C'est en 2010 que le scandale a été révélé par la pneumologue Irène Frachon. Selon elle, les répliques du séisme Mediator se ressentent encore aujourd'hui : "l'affaire a été un des marqueurs de la rupture de confiance, elle a créé un climat de défiance. Cela a engendré une très grande confusion : les gens ne savent plus à qui se fier, on le voit pendant la pandémie", exprime la lanceuse d'alerte.
10 millions d'euros d'amende requis
Pendant les huit mois d'audience, le tribunal a tenté de comprendre comment ce médicament avait pu rester commercialisé trente-trois ans malgré les alertes sur sa dangerosité dès les années 90.
Sur le banc des prévenus, les laboratoires Servier, deuxième groupe pharmaceutique français, étaient poursuivis pour "tromperie aggravée", "escroquerie" et "homicides et blessures involontaires". Mais aussi l'Agence de sécurité du médicament (ANSM) pour "homicides et blessures involontaires" par négligence. L'agence du médicament est aussi reconnue coupale d'avoir failli dans son rôle de police sanitaire et de gendarme du médicament. L'ANSM est condamnée à 303 000 euros d'amende dont 225 000 euros pour "homicides et blessures involontaires par négligence, et des peines d'amende de 78 000 euros.

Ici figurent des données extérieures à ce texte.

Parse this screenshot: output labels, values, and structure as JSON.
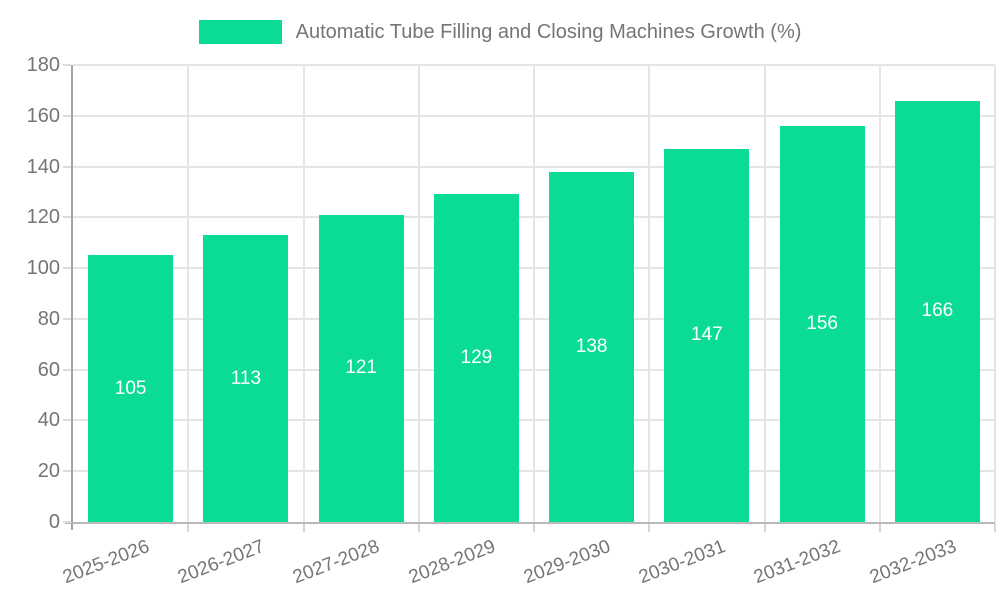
{
  "chart_data": {
    "type": "bar",
    "title": "Automatic Tube Filling and Closing Machines Growth (%)",
    "categories": [
      "2025-2026",
      "2026-2027",
      "2027-2028",
      "2028-2029",
      "2029-2030",
      "2030-2031",
      "2031-2032",
      "2032-2033"
    ],
    "values": [
      105,
      113,
      121,
      129,
      138,
      147,
      156,
      166
    ],
    "value_labels": [
      "105",
      "113",
      "121",
      "129",
      "138",
      "147",
      "156",
      "166"
    ],
    "xlabel": "",
    "ylabel": "",
    "ylim": [
      0,
      180
    ],
    "y_ticks": [
      0,
      20,
      40,
      60,
      80,
      100,
      120,
      140,
      160,
      180
    ],
    "y_tick_labels": [
      "0",
      "20",
      "40",
      "60",
      "80",
      "100",
      "120",
      "140",
      "160",
      "180"
    ],
    "grid": true,
    "legend_position": "top",
    "colors": {
      "bar": "#0adc96",
      "bar_value_label": "#ffffff",
      "axis_text": "#757575",
      "gridline": "#e5e5e5",
      "y_axis_line": "#a3a3a3",
      "x_axis_line": "#b9b9b9"
    }
  },
  "legend": {
    "label": "Automatic Tube Filling and Closing Machines Growth (%)",
    "swatch_color": "#0adc96"
  }
}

10 millions d’euros d’amende ont été requis contre six sociétés du groupe Servier. Cinq ans de prison dont trois ferme et 200 000 euros d’amende avaient également été requis contre Jean-Philippe Seta, l’ex-bras droit de Jacques Servier, le patron-fondateur du laboratoire, décédé en 2014.
Jean-Philippe Seta reconnu coupable des faits reprochés est condamné à 4 ans d'emprisonnement avec sursis et 90 600 euros d'amende. Le délibéré est en cours jusqu'à environ 13 h.

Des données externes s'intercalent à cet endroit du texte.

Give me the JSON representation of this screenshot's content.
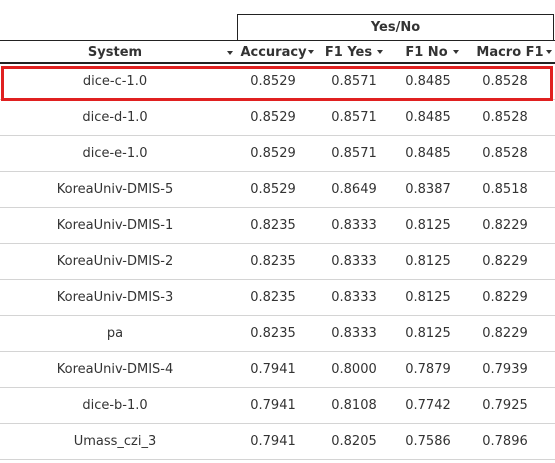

Les parties civiles, nombreuses sans la salle ont écouté dans un silence de cathédrale le jugement rendu pendant plus de deux heures trente.
Résumé des différentes décisions de justice
31 juil 2015 : la cour administrative d'appel de Paris confirme la responsabilité de l'Etat envers une victime, après le tribunal administratif en 2014, car le retrait aurait dû intervenir "au plus tard" en 1999.
22 oct 2015 : saisi par deux malades, le tribunal de grande instance de Nanterre reconnaît pour la première fois la responsabilité civile des laboratoires Servier qui ne pouvaient "ignorer les risques". Le jugement est confirmé le 14 avril 2016.
25 avr 2016 : fin de l'enquête des juges d'instruction.
27 oct 2016 : la cour d'appel de Versailles déboute une cinquantaine de personnes qui, sans être malades, invoquaient leur préjudice d'anxiété. Douze avaient obtenu des indemnités en première instance début 2016.
9 nov 2016 : la faute de l'Etat commence à la mi-1999, juge le Conseil d'Etat, mais il n'a pas à indemniser les victimes, car les fautes de Servier l'exonèrent.
24 mai 2017 : le parquet de Paris demande le renvoi devant le tribunal correctionnel des laboratoires Servier et de l'Agence du médicament dans le volet principal du scandale du Mediator.
Par ailleurs, l’accusation a également demandé une amende de 200 000 euros à l’encontre de l’Agence nationale de sécurité.